6 préjugés sur le harcèlement de rue

17-02-2016   Décodage

Capture d'écran youtube, campagne du gouvernement français contre le harcèlement de rue

Capture d’écran Youtube, campagne du gouvernement français contre le harcèlement de rue

Le problème est quotidien pour les femmes, le harcèlement de rue est présent partout et tout le temps. Une campagne de sensibilisation sur le harcèlement de rue dans les rues de Bruxelles en juin 2016. Son but ? Informer ! La population n’est pas suffisamment informée ce qui provoque de nombreuses incompréhensions et préjugés. 

« Je ne sais pas ce qu’est le harcèlement de rue »

La définition du « harcèlement de rue » est peu connue par la population. Selon l’association Stop ! Harcèlement de rue, le harcèlement de rue « sont les comportements adressés aux personnes dans les espaces publics et semi-publics, visant à les interpeler verbalement ou non, leur envoyant des messages intimidants, insistants, irrespectueux, humiliants, menaçants, insultants en raison de leur sexe, de leur genre ou de leur orientation sexuelle ». Le tumblr Paye ta Shneck recense des témoignages d’harcèlement sexiste subis par les femmes comme « Hey, où tu vas ? Réponds, où tu vas ? Attends, je viens avec toi ! » à Montpellier alors qu’elle tentait de repartir avec sa voiture.

« Je ne sais pas où commence le harcèlement de rue »

 Le harcèlement de rue ne commence pas avec une agression physique. Lorsqu’on interpelle une personne sans qu’elle soit d’accord pour entamer une échange, c’est une forme d’harcèlement de rue. La frontière de l’harcèlement de rue est floue pour certains mais comme rappelle Clara Gonzales d’Osez le Féminisme : « à partir du moment où une femme est mise mal à l’aise, c’est une forme d’harcèlement de rue ».

« Porter plainte ? Non la loi n’est pas de mon coté »

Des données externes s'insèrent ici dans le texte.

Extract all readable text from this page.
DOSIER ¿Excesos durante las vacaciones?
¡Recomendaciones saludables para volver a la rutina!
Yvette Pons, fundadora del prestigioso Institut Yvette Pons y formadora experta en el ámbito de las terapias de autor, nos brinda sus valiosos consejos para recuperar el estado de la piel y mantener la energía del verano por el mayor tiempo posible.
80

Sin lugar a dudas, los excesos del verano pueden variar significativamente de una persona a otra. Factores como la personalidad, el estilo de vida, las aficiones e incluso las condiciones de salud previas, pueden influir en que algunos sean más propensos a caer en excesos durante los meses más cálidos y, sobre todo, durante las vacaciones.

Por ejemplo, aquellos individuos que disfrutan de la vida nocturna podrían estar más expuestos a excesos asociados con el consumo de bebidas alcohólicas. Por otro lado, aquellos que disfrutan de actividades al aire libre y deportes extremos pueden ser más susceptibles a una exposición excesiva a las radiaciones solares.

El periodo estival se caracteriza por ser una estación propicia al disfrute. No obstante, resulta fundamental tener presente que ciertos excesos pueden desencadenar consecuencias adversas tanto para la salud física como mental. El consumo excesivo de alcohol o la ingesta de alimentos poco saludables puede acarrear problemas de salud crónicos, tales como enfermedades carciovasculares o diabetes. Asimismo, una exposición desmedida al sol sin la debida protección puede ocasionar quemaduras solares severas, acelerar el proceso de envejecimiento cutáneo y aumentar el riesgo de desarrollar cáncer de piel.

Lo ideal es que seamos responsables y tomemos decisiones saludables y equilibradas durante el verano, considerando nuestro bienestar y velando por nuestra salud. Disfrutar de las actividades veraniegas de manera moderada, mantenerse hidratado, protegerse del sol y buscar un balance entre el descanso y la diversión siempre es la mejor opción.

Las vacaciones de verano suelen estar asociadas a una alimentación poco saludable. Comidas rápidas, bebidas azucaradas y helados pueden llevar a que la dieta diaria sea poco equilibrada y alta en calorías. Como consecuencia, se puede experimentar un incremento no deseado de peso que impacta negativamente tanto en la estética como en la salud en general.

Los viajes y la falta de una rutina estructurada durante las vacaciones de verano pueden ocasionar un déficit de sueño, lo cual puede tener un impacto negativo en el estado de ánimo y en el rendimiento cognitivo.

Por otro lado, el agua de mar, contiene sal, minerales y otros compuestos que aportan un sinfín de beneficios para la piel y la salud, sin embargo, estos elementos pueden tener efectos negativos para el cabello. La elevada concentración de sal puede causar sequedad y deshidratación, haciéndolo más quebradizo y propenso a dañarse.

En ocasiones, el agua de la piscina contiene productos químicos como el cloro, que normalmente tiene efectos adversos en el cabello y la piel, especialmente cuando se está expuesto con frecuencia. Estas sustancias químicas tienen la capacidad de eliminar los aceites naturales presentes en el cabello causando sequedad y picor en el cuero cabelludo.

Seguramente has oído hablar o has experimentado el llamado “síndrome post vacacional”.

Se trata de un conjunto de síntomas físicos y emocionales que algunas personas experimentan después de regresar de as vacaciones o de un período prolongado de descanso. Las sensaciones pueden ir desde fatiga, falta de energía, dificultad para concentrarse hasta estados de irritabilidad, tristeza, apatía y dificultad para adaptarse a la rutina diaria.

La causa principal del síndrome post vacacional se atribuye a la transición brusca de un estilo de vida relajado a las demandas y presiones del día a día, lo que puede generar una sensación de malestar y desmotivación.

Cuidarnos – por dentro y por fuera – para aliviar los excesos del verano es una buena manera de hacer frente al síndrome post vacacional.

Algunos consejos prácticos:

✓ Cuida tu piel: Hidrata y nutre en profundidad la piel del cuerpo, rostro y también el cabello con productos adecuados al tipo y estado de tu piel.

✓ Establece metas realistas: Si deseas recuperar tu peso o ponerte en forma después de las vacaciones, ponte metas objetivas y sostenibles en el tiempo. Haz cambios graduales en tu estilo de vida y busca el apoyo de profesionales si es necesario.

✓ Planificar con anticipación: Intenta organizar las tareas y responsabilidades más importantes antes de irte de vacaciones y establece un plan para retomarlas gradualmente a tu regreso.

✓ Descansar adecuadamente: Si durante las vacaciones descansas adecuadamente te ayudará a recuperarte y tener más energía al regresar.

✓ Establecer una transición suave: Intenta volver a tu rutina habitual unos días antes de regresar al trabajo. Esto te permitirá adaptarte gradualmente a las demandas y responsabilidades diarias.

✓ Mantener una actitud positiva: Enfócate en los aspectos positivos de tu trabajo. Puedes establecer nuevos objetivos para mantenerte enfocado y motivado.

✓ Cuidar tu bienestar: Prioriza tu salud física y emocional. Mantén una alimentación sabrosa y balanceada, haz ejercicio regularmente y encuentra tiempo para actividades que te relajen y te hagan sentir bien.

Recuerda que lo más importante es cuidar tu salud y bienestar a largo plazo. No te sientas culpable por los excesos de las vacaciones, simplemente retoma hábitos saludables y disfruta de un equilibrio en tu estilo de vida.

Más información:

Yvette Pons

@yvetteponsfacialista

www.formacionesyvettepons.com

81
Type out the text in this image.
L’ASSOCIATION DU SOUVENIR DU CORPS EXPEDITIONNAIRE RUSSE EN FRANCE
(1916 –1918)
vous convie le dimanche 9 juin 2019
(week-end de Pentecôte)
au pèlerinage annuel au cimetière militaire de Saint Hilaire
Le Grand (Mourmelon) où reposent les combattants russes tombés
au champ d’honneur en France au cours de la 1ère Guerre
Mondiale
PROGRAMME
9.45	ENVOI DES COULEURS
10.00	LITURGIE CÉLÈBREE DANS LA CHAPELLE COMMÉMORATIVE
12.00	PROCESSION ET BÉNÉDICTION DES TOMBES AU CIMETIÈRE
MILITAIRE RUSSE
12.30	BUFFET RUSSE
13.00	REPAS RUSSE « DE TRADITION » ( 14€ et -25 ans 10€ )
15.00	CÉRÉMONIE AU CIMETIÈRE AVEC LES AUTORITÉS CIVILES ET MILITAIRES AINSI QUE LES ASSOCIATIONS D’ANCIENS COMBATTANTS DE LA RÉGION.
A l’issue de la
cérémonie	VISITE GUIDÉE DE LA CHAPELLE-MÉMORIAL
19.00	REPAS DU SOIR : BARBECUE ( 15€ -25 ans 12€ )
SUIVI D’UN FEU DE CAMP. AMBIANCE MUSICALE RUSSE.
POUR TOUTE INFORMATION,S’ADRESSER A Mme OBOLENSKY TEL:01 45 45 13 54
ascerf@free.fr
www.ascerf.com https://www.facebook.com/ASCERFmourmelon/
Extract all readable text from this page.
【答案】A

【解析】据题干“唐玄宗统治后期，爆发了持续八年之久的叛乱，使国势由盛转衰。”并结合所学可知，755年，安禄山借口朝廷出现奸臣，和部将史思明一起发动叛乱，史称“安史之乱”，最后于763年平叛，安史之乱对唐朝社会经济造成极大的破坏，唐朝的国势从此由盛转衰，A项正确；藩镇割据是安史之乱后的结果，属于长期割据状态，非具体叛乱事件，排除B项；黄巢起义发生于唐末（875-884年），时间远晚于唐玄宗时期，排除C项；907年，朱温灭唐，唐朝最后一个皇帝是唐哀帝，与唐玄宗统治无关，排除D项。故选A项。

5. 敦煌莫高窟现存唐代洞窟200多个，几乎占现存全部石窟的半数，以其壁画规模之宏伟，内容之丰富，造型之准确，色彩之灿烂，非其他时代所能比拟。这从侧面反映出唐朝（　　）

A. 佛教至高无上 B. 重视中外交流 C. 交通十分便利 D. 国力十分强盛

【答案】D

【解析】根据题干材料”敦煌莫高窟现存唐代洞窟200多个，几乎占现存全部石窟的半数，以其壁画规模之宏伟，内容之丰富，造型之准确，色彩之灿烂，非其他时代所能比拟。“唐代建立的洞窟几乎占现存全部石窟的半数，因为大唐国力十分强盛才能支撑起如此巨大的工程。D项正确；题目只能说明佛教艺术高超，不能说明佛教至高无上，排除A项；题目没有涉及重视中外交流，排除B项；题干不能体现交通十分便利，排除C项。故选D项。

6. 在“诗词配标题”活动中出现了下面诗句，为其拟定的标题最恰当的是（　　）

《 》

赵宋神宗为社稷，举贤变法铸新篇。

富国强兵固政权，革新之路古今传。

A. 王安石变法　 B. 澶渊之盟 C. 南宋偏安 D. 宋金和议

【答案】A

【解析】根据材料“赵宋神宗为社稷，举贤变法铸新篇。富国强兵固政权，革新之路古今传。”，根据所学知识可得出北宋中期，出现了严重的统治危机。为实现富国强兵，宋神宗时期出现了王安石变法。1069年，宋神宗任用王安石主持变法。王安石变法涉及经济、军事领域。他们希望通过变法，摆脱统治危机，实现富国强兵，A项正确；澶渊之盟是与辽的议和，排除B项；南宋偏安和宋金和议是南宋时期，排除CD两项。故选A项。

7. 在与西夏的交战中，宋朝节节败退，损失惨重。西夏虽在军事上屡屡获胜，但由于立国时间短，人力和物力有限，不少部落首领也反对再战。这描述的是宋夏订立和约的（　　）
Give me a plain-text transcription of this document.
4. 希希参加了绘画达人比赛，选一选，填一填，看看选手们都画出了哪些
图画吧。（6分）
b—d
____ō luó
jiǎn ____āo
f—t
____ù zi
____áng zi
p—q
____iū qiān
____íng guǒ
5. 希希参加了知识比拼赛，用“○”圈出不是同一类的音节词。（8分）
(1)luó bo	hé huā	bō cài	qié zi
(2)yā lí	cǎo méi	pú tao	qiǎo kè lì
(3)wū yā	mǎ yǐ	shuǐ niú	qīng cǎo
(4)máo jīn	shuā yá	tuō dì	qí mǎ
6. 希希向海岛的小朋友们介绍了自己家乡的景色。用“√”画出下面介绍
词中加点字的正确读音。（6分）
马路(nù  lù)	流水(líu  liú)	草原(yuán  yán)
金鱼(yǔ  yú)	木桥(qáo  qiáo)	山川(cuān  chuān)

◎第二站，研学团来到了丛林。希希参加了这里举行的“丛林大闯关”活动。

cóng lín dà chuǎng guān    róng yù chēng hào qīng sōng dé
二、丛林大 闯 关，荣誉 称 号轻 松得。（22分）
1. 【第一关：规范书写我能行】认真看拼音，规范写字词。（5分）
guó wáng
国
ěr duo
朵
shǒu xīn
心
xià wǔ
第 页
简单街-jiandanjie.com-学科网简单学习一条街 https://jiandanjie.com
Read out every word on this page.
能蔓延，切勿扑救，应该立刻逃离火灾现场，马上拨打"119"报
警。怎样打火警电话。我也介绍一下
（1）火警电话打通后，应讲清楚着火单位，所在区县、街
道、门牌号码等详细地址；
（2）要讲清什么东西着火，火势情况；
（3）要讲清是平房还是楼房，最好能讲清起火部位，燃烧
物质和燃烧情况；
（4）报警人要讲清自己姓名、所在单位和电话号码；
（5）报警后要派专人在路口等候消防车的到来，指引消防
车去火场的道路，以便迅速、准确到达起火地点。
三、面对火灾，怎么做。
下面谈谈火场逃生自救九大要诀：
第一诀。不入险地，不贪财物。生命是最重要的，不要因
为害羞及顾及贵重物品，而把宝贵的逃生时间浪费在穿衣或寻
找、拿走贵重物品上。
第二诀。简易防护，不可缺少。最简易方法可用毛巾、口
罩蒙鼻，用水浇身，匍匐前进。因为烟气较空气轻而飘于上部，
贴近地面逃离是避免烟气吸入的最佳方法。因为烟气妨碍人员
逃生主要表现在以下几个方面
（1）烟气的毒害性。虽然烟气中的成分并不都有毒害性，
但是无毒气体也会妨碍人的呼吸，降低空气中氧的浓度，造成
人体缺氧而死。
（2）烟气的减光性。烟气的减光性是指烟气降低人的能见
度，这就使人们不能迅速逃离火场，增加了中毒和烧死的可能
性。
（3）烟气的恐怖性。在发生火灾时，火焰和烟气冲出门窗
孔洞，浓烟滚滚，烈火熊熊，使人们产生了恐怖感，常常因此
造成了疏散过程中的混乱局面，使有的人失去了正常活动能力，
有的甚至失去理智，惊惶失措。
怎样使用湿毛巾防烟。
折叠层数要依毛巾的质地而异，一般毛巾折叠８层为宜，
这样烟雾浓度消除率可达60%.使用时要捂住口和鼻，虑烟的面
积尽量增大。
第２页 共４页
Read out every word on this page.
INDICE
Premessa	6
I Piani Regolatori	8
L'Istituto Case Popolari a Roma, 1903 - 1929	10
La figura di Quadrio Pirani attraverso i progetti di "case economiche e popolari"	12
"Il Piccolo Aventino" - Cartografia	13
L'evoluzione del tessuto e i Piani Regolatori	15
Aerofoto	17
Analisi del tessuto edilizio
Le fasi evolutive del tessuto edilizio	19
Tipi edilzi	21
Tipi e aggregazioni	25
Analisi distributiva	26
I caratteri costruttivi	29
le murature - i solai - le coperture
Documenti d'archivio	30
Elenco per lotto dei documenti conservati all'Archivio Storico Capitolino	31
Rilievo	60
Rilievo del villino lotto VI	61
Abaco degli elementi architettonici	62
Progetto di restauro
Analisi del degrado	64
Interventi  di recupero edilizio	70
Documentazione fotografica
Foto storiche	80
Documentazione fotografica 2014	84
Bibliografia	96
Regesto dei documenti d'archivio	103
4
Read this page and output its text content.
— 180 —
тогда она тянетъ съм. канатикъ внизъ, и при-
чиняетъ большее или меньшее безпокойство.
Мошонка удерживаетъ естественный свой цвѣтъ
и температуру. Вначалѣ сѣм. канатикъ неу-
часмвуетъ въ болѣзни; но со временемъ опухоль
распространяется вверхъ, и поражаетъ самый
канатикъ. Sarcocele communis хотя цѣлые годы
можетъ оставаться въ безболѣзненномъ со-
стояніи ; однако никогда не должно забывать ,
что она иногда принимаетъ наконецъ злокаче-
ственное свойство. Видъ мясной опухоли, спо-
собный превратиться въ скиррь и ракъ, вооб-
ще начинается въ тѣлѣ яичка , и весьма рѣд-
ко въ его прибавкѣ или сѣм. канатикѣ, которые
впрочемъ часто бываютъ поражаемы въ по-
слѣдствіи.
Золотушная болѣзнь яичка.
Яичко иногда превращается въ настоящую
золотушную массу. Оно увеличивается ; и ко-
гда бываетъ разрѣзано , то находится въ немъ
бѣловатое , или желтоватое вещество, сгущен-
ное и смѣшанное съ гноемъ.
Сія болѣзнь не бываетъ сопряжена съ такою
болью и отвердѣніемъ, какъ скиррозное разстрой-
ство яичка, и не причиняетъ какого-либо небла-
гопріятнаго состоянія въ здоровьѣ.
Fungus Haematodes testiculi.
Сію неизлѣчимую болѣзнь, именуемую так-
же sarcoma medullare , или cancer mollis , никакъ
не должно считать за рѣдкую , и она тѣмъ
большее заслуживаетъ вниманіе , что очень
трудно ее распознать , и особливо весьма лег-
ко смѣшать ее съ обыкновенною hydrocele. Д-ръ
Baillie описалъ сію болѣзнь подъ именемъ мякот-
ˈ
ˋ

 Le documentaire de Sophie Peeters Femmes de la rue sorti en 2012 avait servi d’accélérateur pour la mise en place de mesures contre le harcèlement sexiste. Le 22 mai 2014, Joëlle Milquet, ancienne Ministre de l’Intérieur, a fait adopter une nouvelle loi contre le harcèlement sexiste. La loi sanctionne «  tout geste ou comportement, qui a manifestement pour objet d’exprimer un mépris l’égard d’une personne en raison de appartenance sexuelle, ou de la considérer comme inférieure ou de la réduire essentiellement à sa dimension sexuelle, ce qui porte une atteinte grave à sa dignité  ». Un harceleur identifié risque entre 50 et 125 euros d’amende et jusqu’à un mois de prison. Le manque de preuve complique l’identification de l’harceleur mais porter plainte est une double démarche. A la fois personnelle pour retrouver l’harceleur mais également collective, car « porter plainte permet d’identifier le phénomène et mieux le combattre  » souligne Clara Gonzales.

 « Le sensibilisation contre le harcèlement n’est pas utile »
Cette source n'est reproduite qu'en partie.